# tybee yesterday



## clinder (Mar 2, 2005)

i straight smoked the sheepies again!!! nothin on the heaver. brought up were big whiting,large pompano (3lb) range,spotails,big blues,lots of variuos fish, pinfish,yellowtails,ect.


----------



## clinder (Mar 2, 2005)

i just had to add this. the last couple of days watchin hundred of sheepies swimmin the pilons and havin clear water so you can watch em eat the bait has been great. i love sheepahead


----------



## TunaFish (Aug 16, 2001)

*Dumb question:*

What is a spotail?


----------



## fshnful (Jun 1, 2005)

I think he is talking about a Red Drum


----------



## Orest (Jul 28, 2003)

*Pete*

See link.

Spottail Bass.

Also known as channel bass, redfish.


----------



## TunaFish (Aug 16, 2001)

*Thanks,*

Fish & Orest,

I should've picked it up. But took the name literally thinking it's a SC fish that prefers warmer water..


----------



## bubba 250 (Aug 22, 2005)

hope you didnt cut up your hands getting bait for the sheepes lets see some more pics for us poor soles that cant be there see you soon i hope tight lines bud


----------



## clinder (Mar 2, 2005)

ill take some picts. and yes a spotails are red drum or redfish or channel bass


----------



## flathead (Dec 18, 2003)

clinder,you catchin' dem sheepies on barnacles ?

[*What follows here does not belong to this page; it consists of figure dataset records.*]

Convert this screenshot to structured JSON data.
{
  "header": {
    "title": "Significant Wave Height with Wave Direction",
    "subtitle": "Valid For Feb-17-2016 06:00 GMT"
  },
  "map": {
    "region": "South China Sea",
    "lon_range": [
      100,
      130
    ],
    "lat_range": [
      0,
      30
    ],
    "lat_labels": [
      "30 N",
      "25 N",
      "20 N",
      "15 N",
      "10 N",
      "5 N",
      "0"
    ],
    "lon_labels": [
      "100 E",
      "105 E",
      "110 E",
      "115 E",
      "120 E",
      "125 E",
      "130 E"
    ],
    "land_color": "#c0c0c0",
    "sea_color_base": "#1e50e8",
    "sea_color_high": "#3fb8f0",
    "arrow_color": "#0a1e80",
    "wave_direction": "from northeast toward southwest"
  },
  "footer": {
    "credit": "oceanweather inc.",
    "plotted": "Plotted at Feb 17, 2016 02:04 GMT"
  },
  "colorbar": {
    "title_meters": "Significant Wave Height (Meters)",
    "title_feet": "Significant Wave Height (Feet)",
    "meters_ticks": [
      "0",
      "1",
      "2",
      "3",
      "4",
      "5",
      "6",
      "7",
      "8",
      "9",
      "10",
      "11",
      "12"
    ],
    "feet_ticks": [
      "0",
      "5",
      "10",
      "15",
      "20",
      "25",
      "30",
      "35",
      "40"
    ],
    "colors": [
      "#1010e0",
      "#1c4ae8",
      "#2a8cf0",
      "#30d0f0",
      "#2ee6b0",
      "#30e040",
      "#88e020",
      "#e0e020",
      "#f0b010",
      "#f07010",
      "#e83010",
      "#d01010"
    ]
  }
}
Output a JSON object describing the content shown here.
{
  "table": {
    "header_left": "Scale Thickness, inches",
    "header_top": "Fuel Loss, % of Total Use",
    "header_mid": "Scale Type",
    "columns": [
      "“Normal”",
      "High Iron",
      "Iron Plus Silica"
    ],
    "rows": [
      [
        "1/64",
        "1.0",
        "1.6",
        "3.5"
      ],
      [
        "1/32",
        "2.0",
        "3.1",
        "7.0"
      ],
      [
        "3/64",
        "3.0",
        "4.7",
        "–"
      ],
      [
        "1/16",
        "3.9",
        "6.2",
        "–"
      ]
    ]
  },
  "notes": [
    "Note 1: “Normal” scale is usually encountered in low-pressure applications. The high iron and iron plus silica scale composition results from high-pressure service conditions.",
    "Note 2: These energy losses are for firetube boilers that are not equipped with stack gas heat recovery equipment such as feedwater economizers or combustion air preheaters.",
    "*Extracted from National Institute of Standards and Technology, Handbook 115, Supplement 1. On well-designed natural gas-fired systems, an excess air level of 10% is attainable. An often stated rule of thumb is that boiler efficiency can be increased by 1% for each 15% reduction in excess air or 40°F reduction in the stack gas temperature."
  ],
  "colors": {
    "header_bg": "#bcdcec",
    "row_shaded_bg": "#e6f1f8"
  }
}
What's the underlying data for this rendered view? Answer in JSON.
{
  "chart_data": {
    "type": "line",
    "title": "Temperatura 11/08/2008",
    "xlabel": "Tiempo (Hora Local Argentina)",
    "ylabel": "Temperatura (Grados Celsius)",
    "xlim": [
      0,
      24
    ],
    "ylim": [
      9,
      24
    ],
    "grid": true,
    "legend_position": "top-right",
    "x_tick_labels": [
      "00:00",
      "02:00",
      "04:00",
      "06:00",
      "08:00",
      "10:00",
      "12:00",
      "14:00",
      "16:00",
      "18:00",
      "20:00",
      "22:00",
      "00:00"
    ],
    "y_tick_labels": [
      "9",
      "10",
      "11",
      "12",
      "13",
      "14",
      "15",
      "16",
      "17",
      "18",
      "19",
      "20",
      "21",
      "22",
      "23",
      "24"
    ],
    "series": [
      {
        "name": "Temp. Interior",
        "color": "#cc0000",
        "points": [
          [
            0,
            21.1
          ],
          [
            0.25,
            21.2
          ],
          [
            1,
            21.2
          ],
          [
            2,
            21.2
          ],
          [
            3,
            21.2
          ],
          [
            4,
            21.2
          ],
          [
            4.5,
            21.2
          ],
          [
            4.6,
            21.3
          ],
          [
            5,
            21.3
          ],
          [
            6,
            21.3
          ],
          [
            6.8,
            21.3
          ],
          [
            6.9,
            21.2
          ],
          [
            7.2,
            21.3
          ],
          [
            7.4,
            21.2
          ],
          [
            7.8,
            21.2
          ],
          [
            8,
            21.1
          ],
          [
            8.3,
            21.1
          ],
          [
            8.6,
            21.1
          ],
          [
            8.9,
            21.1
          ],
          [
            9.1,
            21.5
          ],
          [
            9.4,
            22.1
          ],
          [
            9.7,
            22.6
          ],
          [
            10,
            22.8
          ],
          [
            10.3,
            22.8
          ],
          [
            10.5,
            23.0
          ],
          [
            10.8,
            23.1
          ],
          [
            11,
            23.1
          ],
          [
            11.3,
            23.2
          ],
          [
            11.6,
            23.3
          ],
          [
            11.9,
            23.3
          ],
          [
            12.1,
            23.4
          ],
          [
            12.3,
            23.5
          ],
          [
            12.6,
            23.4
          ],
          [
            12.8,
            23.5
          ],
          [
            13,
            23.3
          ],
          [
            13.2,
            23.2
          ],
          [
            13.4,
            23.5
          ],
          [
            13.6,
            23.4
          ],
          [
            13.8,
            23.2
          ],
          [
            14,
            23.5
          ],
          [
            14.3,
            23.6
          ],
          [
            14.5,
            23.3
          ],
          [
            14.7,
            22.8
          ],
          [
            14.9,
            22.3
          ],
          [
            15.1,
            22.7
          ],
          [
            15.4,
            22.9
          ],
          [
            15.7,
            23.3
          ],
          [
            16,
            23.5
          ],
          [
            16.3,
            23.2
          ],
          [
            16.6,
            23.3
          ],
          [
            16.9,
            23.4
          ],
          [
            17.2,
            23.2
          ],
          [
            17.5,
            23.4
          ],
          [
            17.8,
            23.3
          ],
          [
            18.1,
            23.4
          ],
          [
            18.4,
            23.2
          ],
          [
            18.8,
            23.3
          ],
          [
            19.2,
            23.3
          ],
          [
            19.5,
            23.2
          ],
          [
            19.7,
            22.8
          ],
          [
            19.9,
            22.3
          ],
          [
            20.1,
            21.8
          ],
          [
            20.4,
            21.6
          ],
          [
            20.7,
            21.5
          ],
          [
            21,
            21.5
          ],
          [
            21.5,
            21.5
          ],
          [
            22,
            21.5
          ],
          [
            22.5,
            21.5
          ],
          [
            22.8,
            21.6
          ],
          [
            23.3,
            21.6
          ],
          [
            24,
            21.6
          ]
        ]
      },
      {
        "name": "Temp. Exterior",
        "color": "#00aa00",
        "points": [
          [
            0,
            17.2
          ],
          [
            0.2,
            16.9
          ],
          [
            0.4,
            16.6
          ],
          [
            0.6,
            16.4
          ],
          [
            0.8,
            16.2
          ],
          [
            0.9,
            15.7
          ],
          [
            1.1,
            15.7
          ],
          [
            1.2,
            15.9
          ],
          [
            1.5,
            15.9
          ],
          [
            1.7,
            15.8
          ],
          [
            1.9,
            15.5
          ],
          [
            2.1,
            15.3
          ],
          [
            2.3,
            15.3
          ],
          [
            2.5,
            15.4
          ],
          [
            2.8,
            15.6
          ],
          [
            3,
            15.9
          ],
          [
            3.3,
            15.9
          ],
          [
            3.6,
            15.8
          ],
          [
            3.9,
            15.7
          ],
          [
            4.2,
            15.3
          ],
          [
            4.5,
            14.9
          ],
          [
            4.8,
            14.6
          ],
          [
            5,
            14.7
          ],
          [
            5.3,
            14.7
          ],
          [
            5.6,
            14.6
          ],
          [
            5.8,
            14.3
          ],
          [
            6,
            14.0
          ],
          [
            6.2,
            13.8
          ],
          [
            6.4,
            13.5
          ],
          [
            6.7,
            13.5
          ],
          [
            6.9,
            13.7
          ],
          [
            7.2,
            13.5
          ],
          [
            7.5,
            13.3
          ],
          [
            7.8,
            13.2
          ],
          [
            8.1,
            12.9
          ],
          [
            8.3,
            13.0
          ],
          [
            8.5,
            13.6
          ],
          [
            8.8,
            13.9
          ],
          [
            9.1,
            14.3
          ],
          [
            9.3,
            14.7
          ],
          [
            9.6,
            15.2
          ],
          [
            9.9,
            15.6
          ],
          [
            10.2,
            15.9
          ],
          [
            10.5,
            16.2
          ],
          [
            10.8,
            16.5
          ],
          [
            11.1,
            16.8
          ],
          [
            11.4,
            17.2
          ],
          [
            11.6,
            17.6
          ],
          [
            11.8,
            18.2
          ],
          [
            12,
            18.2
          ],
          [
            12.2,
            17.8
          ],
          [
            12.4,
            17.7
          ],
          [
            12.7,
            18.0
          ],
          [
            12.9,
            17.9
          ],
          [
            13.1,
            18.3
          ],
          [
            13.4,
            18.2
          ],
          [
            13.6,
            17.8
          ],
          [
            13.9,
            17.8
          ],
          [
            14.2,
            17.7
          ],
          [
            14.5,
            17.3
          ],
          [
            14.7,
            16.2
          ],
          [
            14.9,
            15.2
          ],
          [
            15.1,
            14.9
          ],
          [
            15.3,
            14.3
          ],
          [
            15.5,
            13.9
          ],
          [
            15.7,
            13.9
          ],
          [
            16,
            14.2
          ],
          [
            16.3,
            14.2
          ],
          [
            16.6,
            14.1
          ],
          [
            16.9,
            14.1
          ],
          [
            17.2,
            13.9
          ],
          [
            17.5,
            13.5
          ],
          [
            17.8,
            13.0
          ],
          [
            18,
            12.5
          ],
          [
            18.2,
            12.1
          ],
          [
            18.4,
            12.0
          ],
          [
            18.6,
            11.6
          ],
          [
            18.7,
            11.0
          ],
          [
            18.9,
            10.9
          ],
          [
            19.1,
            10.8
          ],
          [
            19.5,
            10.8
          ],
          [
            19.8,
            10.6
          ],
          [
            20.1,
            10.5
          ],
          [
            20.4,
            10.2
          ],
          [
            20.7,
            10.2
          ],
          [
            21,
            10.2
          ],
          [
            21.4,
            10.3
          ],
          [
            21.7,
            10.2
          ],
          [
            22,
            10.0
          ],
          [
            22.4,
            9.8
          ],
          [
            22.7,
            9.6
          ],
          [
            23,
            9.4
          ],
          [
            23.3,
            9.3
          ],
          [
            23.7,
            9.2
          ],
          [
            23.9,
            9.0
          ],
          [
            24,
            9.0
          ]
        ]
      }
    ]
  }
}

Friend of mine north of you has a neat rig for getting that bait.Long rope to a bucket with holes in the bottom and another long rope with a sledge hammer tied to it.


----------



## clinder (Mar 2, 2005)

no not barnacles or crabs.


----------



## bigdaddy77 (Jun 16, 2005)

dude i had to take on some side work so keep up the good work so i can live thru you and get my jollies. and hey you can stop by here with a spare sheepie or 2. i like sheepies. 16 hour days are kicking my fat ___!!!!!!


----------



## clinder (Mar 2, 2005)

ill try and drop you a fish or two by


----------



## bigdaddy77 (Jun 16, 2005)

i'm off to the salt mine again damn that santi claws if i catch him this year i'm to use her as cut bait. keep up the great post i'll get to wet a again one day.


----------



## clinder (Mar 2, 2005)

you gonna be able to make it sat.?


----------



## bigdaddy77 (Jun 16, 2005)

i don't know if i don't go ma and pa i will be there. i'll talk to my mom tomorrow and see if she needs me to help out. i hate to work thru some of the best fishing on the season.


----------



## emanuel (Apr 2, 2002)

I might make it up there around Thanksgiving. I'll let y'all know.


----------



## Big Worm (Mar 29, 2005)

BTW the way E. Who dat chica? Huh?


----------



## emanuel (Apr 2, 2002)

Look online for Gaff Magazine. Some fishing articles for FL, but lots of pictures of scantily clad women posing with fish.

http://www.gaffmag.net/

Enjoy!


----------



## johnnyleo11 (Dec 17, 2003)

What happened to that show on ESPN2?


----------



## Big Worm (Mar 29, 2005)

I do remember that show now.


----------